Gerson King Combo não é “o James Brown brasileiro”

Por Samuel Lima
 
“Aos mestres do funk, reunidas em uma figura só: GERSON KING COMBO!”. 
 
Foi assim que o conheci, pela voz de BNegão em 2001, no registro da gravação de um show do Planet Hemp. De lá pra cá, entendi que o invocado nome é do cara “precursoul” de nosso funk, que começa como carioca e se segue nacional(mente).
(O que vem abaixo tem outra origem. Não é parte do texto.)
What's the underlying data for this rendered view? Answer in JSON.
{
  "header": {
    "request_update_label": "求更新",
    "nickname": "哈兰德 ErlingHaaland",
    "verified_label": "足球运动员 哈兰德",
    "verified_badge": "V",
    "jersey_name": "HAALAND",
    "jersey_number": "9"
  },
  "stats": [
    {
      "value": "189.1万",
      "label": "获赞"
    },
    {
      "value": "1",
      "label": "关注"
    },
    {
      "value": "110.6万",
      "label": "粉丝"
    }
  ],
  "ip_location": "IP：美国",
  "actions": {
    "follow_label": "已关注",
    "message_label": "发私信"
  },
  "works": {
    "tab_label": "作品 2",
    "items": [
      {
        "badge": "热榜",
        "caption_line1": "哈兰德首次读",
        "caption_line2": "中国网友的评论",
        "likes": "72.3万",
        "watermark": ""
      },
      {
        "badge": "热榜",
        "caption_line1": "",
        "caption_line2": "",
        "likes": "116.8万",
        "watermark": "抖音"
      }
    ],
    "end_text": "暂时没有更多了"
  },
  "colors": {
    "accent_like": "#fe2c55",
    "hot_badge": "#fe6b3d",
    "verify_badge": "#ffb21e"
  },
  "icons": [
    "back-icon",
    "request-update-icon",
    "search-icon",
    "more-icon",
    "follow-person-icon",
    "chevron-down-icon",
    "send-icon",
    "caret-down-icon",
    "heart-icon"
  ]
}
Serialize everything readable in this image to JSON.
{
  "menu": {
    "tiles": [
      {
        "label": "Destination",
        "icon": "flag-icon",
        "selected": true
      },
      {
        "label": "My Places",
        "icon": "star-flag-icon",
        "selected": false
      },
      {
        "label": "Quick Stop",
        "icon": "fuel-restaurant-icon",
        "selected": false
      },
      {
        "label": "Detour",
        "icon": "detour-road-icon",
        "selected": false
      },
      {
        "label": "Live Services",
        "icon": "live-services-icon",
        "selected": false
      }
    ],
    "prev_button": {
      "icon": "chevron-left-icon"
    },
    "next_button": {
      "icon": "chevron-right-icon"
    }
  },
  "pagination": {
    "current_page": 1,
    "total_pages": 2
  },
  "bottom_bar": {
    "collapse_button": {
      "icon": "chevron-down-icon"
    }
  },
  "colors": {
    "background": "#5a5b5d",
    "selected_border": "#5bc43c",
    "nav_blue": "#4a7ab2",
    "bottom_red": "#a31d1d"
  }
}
Nascido em 1943, King Combo vêm a falecer em 2020 por conta de complicações diabéticas. 
 
Sonoramente o Rei Combo deixa 3 discos com seu nome na capa, e muita música como legado de nossa negritude, aquele discernimento que faz da alegria geral do corpo negro a observação branca. “Dançar, como dança um black! Amar, como ama um black! Andar, como anda um black! Usar, sempre o cumprimento black! Falar, como fala um black!”. Gerson King Combo é um dos principais arquitetos da música brasileira. Quem duvidar dessa afirmação pode perguntar para qualquer uma pessoa digna do hip-hop ou do funk do Brasil. 
 
O Rei Combo fez isso se lançando e construindo o soul brasileiro: mostrou em 1977, através de seu primeiro disco, caminhos de encruzilhadas de um som próprio do Brasil, ainda que não seja daqui. E na disposição black, digo que são equivocados os que dizem que Seu Gerson foi “o James Brown brasileiro”, ainda que ele pudesse gostar desse “apelido”. Seu Gerson trabalhou muito pela música até o fim de sua vida, inclusive fora dos palcos – por exemplo, foi produtor de eventos para projetos de deficientes físicos e mentais. Sem ser dono de aviões, mansões, ou coisas do tipo que Brown se envolveu, acredito que a possível comparação entre os dois artistas são válidas, mas, sempre pela negritude, pois, em comum, são homens negros e, no mundo racista, tiveram dificuldades em suas vidas. 
 
Também não deixo de reconhecer o carinho dessas pessoas equivocadas, porque esse tipo de afirmação mostra o que podemos todos, pessoas negras ou brancas, aprendermos com o Rei Combo: diáspora não era o começo, tão pouco o fim, e sim a permanência da música que fazemos desse chão, como original para o mundo. O soul do Brasil é do Brasil, e o funk, a mesma coisa, e isso não são pleonasmos. É só ouvir Gerson e James, sentir suas diferenças e, obviamente, todos os seus encontros, sejam os importados ou os importantes.  
 
De tudo, o ostracismo rima com o racismo, e, nem uma nem outra palavra cabe em nosso momento de luto sobre o Rei Combo. Substituímos essas coisas mesquinhas por qualquer verso dos “Mandamentos Black”, eternizados para a negritude brasileira, quiçá do mundo.